4. Akt: Letzte Sammlung
Ort des 4. Akts ist der FDP-Parteitag Mitte Oktober in Berlin. Ein retardierendes Moment, das durch eine Kunstpause die Spannung erhöht. Hier, im Hangar 2 des ehemaligen Flughafens Tempelhof, darf Westerwelle noch einmal den Angreifer geben. Er reißt sich zusammen. Brust raus, Lächeln an. Wegen einer schweren Erkältung hat er zwischendurch die Koalitionsverhandlungen verlassen müssen. Trotzdem ist seine Stimme fest, als er vor die gut gelaunten Delegierten tritt. Alles sei glänzend für die FDP gelaufen bei den Verhandlungen, Steuersenkungen inklusive. "Und wer das als kalte Politik bezeichnet, dem ist in seiner Hirnverbranntheit nicht mehr zu helfen." Ein knackiges Zitat für die Medien, extra eingebaut in seine Standardrede. Jetzt tuscheln selbst einige Delegierte: War das nicht etwas zu heftig?
Hinter den Delegierten steht ein Mann Ende 30. Heller Anzug, aufmerksamer Blick. Majid Sattar hört der Rede zu. Sattar ist Autor der ersten Westerwelle-Biografie. Kann er sich vorstellen, dass der Berufsangreifer zum Chefdiplomaten wird? "Der Apparat wird auch den Außenminister Westerwelle formen", sagt Sattar. "Bisher hat noch kein Amtsinhaber die Außenpolitik revolutioniert, selbst die Ostpolitik wurde vom Bundeskanzler, nicht vom Außenminister Brandt entworfen." Wird Westerwelle seine Amtszeit also gar nicht prägen? "Doch, das glaube ich schon. Mag sein, dass er einige Wochen in seinem neuen Amt fremdelt, er wird aber seine Rolle finden." Im Hintergrund brandet Applaus auf für den Immer-noch-Wahlkämpfer.
5. Akt: Entscheidung
Nun also beginnt es. Westerwelle ist seit Mittwoch im Amt.

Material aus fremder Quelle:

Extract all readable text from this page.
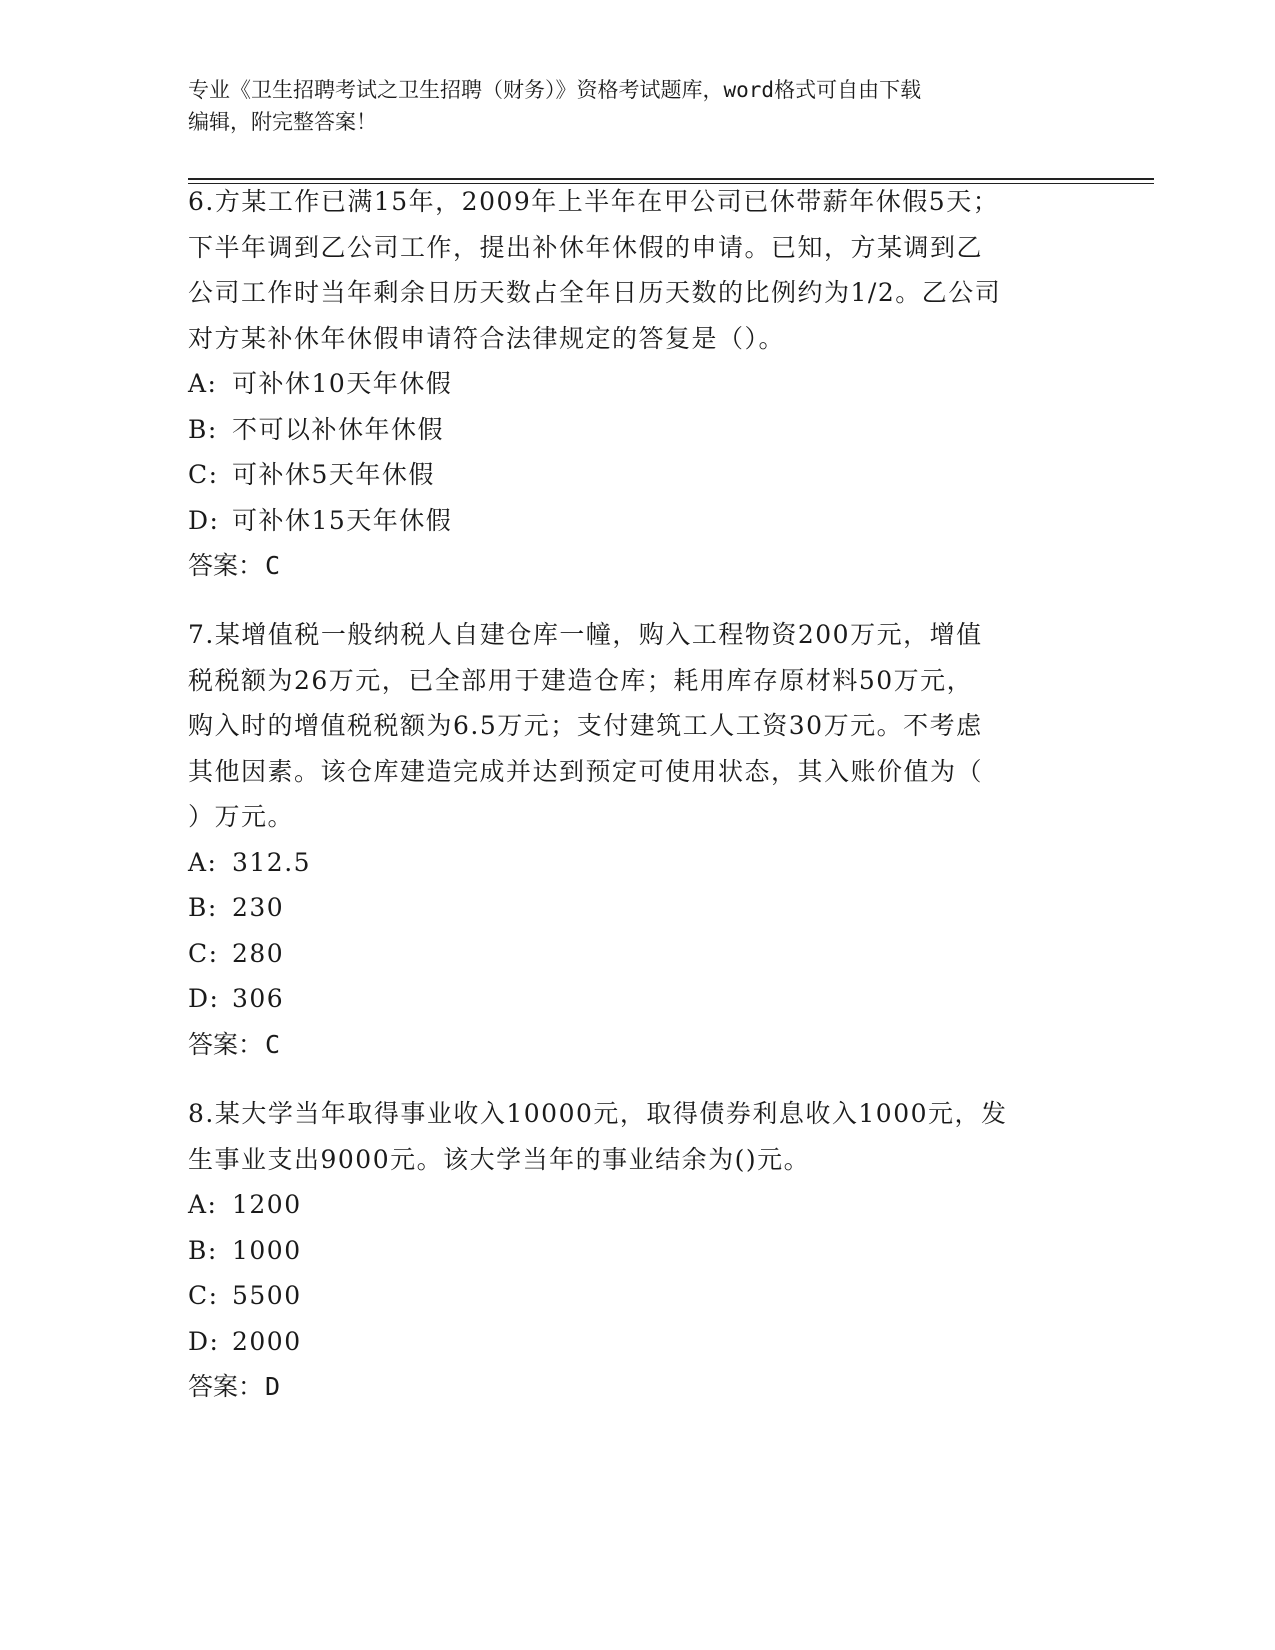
专业《卫生招聘考试之卫生招聘（财务）》资格考试题库，word格式可自由下载
编辑，附完整答案！

6.方某工作已满15年，2009年上半年在甲公司已休带薪年休假5天；
下半年调到乙公司工作，提出补休年休假的申请。已知，方某调到乙
公司工作时当年剩余日历天数占全年日历天数的比例约为1/2。乙公司
对方某补休年休假申请符合法律规定的答复是（）。

A: 可补休10天年休假

B: 不可以补休年休假

C: 可补休5天年休假

D: 可补休15天年休假

答案： C

7.某增值税一般纳税人自建仓库一幢，购入工程物资200万元，增值
税税额为26万元，已全部用于建造仓库；耗用库存原材料50万元，
购入时的增值税税额为6.5万元；支付建筑工人工资30万元。不考虑
其他因素。该仓库建造完成并达到预定可使用状态，其入账价值为（
）万元。

A: 312.5

B: 230

C: 280

D: 306

答案： C

8.某大学当年取得事业收入10000元，取得债券利息收入1000元，发
生事业支出9000元。该大学当年的事业结余为()元。

A: 1200

B: 1000

C: 5500

D: 2000

答案： D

Am Donnerstag ist er mit der Kanzlerin zu seinem Ministerdebüt zum Brüsseler EU-Gipfel aufgebrochen. Ausgerechnet Angela Merkel. Westerwelles neue Chefin hat alles hergerichtet, um dem FDP-Mann ja keine Möglichkeit zu inhaltlicher Profilierung zu geben: Merkel hat die Außenpolitik in den vergangenen vier Jahren straff vom Kanzleramt aus geführt. In der EU-Kommission in Brüssel hat sie den wirtschaftsfreundlichen Günther Oettinger platziert. Und CSU-Strahlemann Karl-Theodor zu Guttenberg wird als Verteidigungminister konservative Wähler ansprechen. Zeitungskommentatoren verhöhnen den neuen Außenamtschef bereits als "Minister für Frühstück".
Zumindest Popularität könnte Westerwelle, der Ungeliebte, erringen. Selbst Klaus Kinkel, der farblose Ministerialbeamte aus Schwaben, brachte es nicht fertig, dass die Deutschen ihn als Außenminister ablehnten. Aber wird Westerwelle, der außenpolitische Neuling, nicht bloß ein beliebter Minister, sondern auch ein guter?
Goethes Schrift, die der selbstgewisse Oberstüfler Guido einst bloß oberflog, war eine Art Arbeitsanweisung für junge Dichter. Sie lässt sich auch als Aufruf verstehen an den Propagandisten eines diffusen Selbstverwirklichungsglaubens, sich zu befragen: Kann ich, was ich will? Am Ende schreibt Goethe: "Sich frei zu erklären ist eine große Anmaßung; denn man erklärt zugleich, dass man sich selbst beherrschen wolle, und wer vermag das?"